Moorland

by Thomas Lawrance

CW: death/murder

Sprawling moorland is the most peaceful sight in the world, until they tell you there are bodies buried out there. At this point, the folded banks and shrub-mottled hills immediately assume an obvious evil. You wonder, then, if this evil was always visible, and if, in this way, all countryside views are forever tainted.

I am overwhelmed by things that stay the same for a long time. Perhaps it is because we do not. There was a dilapidated farmhouse in the village where I grew up. It dated back vaguely to the 1600s, and there were plans to knock it down, replace it with houses. Before they did, I intended to drive back and drink up the sight of it one last time. For some reason the thought of doing so filled me with a sad dread. Nevertheless, I knew I must. 

I won’t tell you the make of my car, so as not to betray the When of this story, nor the name of the moor, so as not to divulge the Where, but please picture a short line of vehicles winding cautiously along the endless S of the road. To build a road here –– to cleave the moor down the middle for mechanical benefit –– seems like a dreadful trespass, but I try to remind myself that even the most skyscrapered of cities was once a marsh or a wood. Still, there is something singular about the moor, and it imposed itself on our minds as we wound that endless S. Finally we crammed the cars and the van into a lay-by, and stepped out to face the bracing chill. It seemed the ethical thing, to expose ourselves to the moor’s elements, rather than to prolong cowardly shelter in our metal trespassers. Somebody uncreased a map on the bonnet.

Somebody else handed out sticks. Not expensive telescopic rods, only branches borrowed from someone’s garden. Mine forked at the end like a catapult, or a dowsing rod. One of our number wielded a perfectly straight branch, which he used for the moment as a hiking aid. He was a strange man, that was what everybody was thinking (they said as much, afterwards). I wasn’t sure who he was, or in which car he’d come. As the rest of us took our share of gloves and plastic-flask tea, he stood at the edge of the lay-by staring out across the moor.

The map was on the bonnet and somebody was repeating our cause. The police had failed; we would not. The lad’s mother had been locked all this time in a broken state of suspended mourning, unable to progress and yet finding rest impossible, totally at sea. Our community needed an answer, a body. We would find her son.

The sun was low and still tired, squinting at us in lax curiosity as we formed our little row of searchers. We stood two yards apart from each other, waving our branches to compensate for the gaps. The strange man stood at the far end of the row. Our cold breath glowed; the sun was taking more of an interest now, waking up and making everything orange. We set our feet into the grass and advanced, like a troop of hapless Tommies going over for the first (maybe last) time. 

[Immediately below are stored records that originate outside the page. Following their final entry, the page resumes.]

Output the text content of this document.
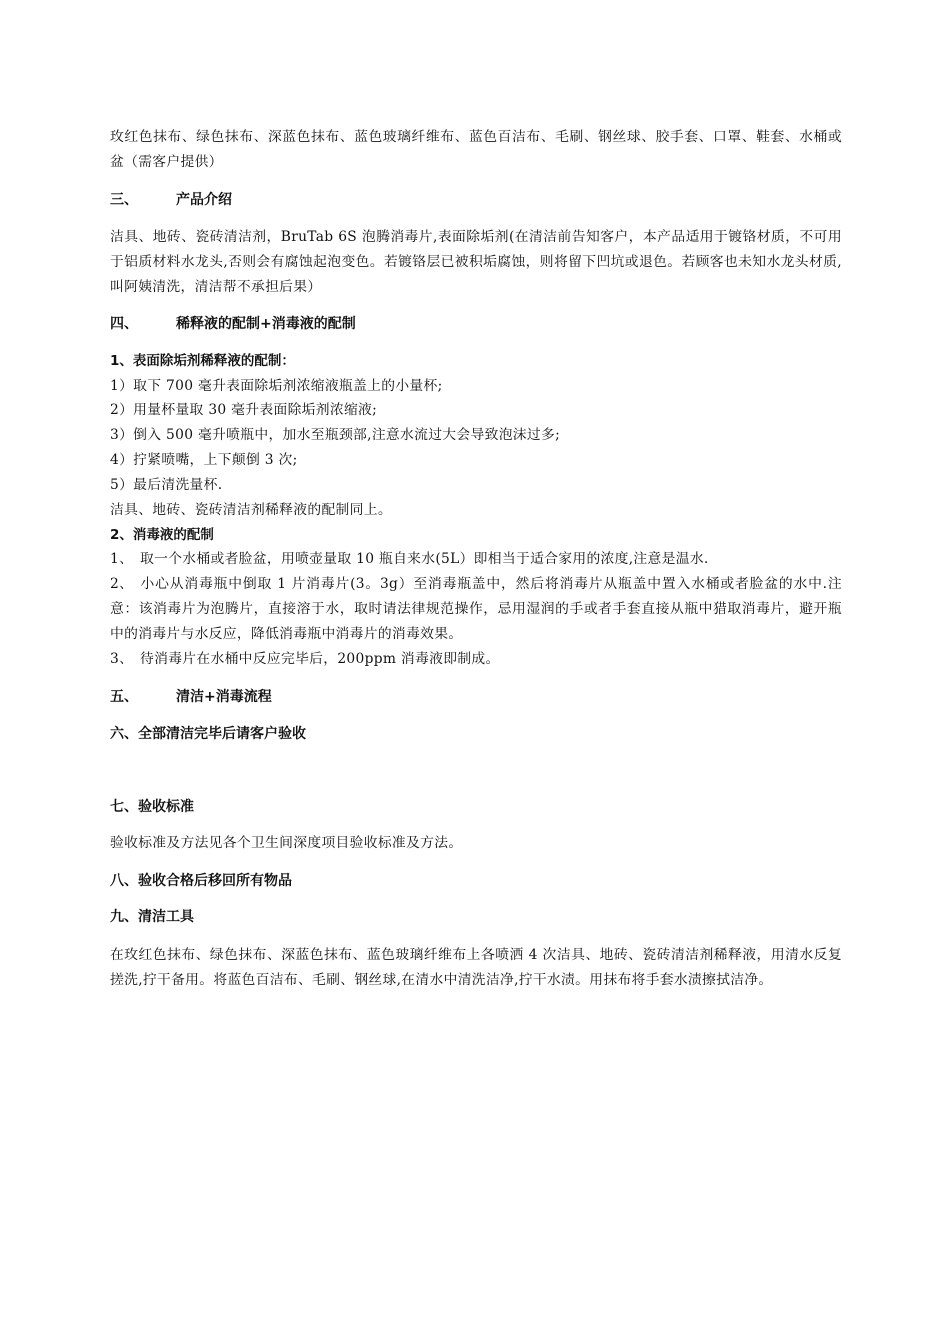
玫红色抹布、绿色抹布、深蓝色抹布、蓝色玻璃纤维布、蓝色百洁布、毛刷、钢丝球、胶手套、口罩、鞋套、水桶或盆（需客户提供）

三、	产品介绍

洁具、地砖、瓷砖清洁剂，BruTab 6S 泡腾消毒片,表面除垢剂(在清洁前告知客户，本产品适用于镀铬材质，不可用于铝质材料水龙头,否则会有腐蚀起泡变色。若镀铬层已被积垢腐蚀，则将留下凹坑或退色。若顾客也未知水龙头材质,叫阿姨清洗，清洁帮不承担后果）

四、	稀释液的配制+消毒液的配制
1、表面除垢剂稀释液的配制：
1）取下 700 毫升表面除垢剂浓缩液瓶盖上的小量杯;
2）用量杯量取 30 毫升表面除垢剂浓缩液;
3）倒入 500 毫升喷瓶中，加水至瓶颈部,注意水流过大会导致泡沫过多;
4）拧紧喷嘴，上下颠倒 3 次;
5）最后清洗量杯.
洁具、地砖、瓷砖清洁剂稀释液的配制同上。
2、消毒液的配制
1、 取一个水桶或者脸盆，用喷壶量取 10 瓶自来水(5L）即相当于适合家用的浓度,注意是温水.
2、 小心从消毒瓶中倒取 1 片消毒片(3。3g）至消毒瓶盖中，然后将消毒片从瓶盖中置入水桶或者脸盆的水中.注意：该消毒片为泡腾片，直接溶于水，取时请法律规范操作，忌用湿润的手或者手套直接从瓶中猎取消毒片，避开瓶中的消毒片与水反应，降低消毒瓶中消毒片的消毒效果。
3、 待消毒片在水桶中反应完毕后，200ppm 消毒液即制成。
五、	清洁+消毒流程
六、全部清洁完毕后请客户验收
七、验收标准
验收标准及方法见各个卫生间深度项目验收标准及方法。
八、验收合格后移回所有物品
九、清洁工具

在玫红色抹布、绿色抹布、深蓝色抹布、蓝色玻璃纤维布上各喷洒 4 次洁具、地砖、瓷砖清洁剂稀释液，用清水反复搓洗,拧干备用。将蓝色百洁布、毛刷、钢丝球,在清水中清洗洁净,拧干水渍。用抹布将手套水渍擦拭洁净。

As we trudged carefully over lilacs and sundew, prodding gingerly amongst the huddled hedgehog-clumps of moor grass, I noticed our stranger beginning to veer off in a different direction. Still he held his branch like a walking stick, not bothering to probe. I whispered to my immediate neighbour and we gazed after him. I called the attention of the other men, and together we followed in our stranger’s slow wake. 

The sun craned overhead for a better look, and finally our stranger stopped. He scraped at the ground for the first time with his branch, and then stepped back. He had uncovered a mound, an unnatural piling-up of the soil. Cautiously we knelt, digging slowly with a trowel. 

There was no mistaking the body. Time and insects had made their changes, but the size and the clothes evidenced his identity. Somebody went back to the cars, and returned two hours later with a couple of policemen to relieve us of our duty. We walked in a curious, silent mixture of satisfaction and dispiritment. It was only upon reaching the lay-by that we realised our stranger was gone. Nobody saw him leave –– but, then, as I pointed out, he hadn’t been the focus of our attention. He must have slipped silently away. Some of us were superstitious; others were suspicious. I didn’t want to think about it. We found the body. That was all we’d set out to do. The sun agreed, drooping and dimming at the opposite horizon, sapped of energy. The gravel crunched: more policemen and a hearse.

I said my goodbyes to the men, but I didn’t go straight home. I drove three hours to the village where I grew up. It was dark and moonless, and there were no streetlights, but I could see that the farmhouse was gone.

Thomas Lawrance lives in Ireland, where he writes fiction and performs stand-up comedy. His writing has been featured in Ab Terra Flash Fiction Magazine, Bandit Fiction, and Montana Mouthful, among others.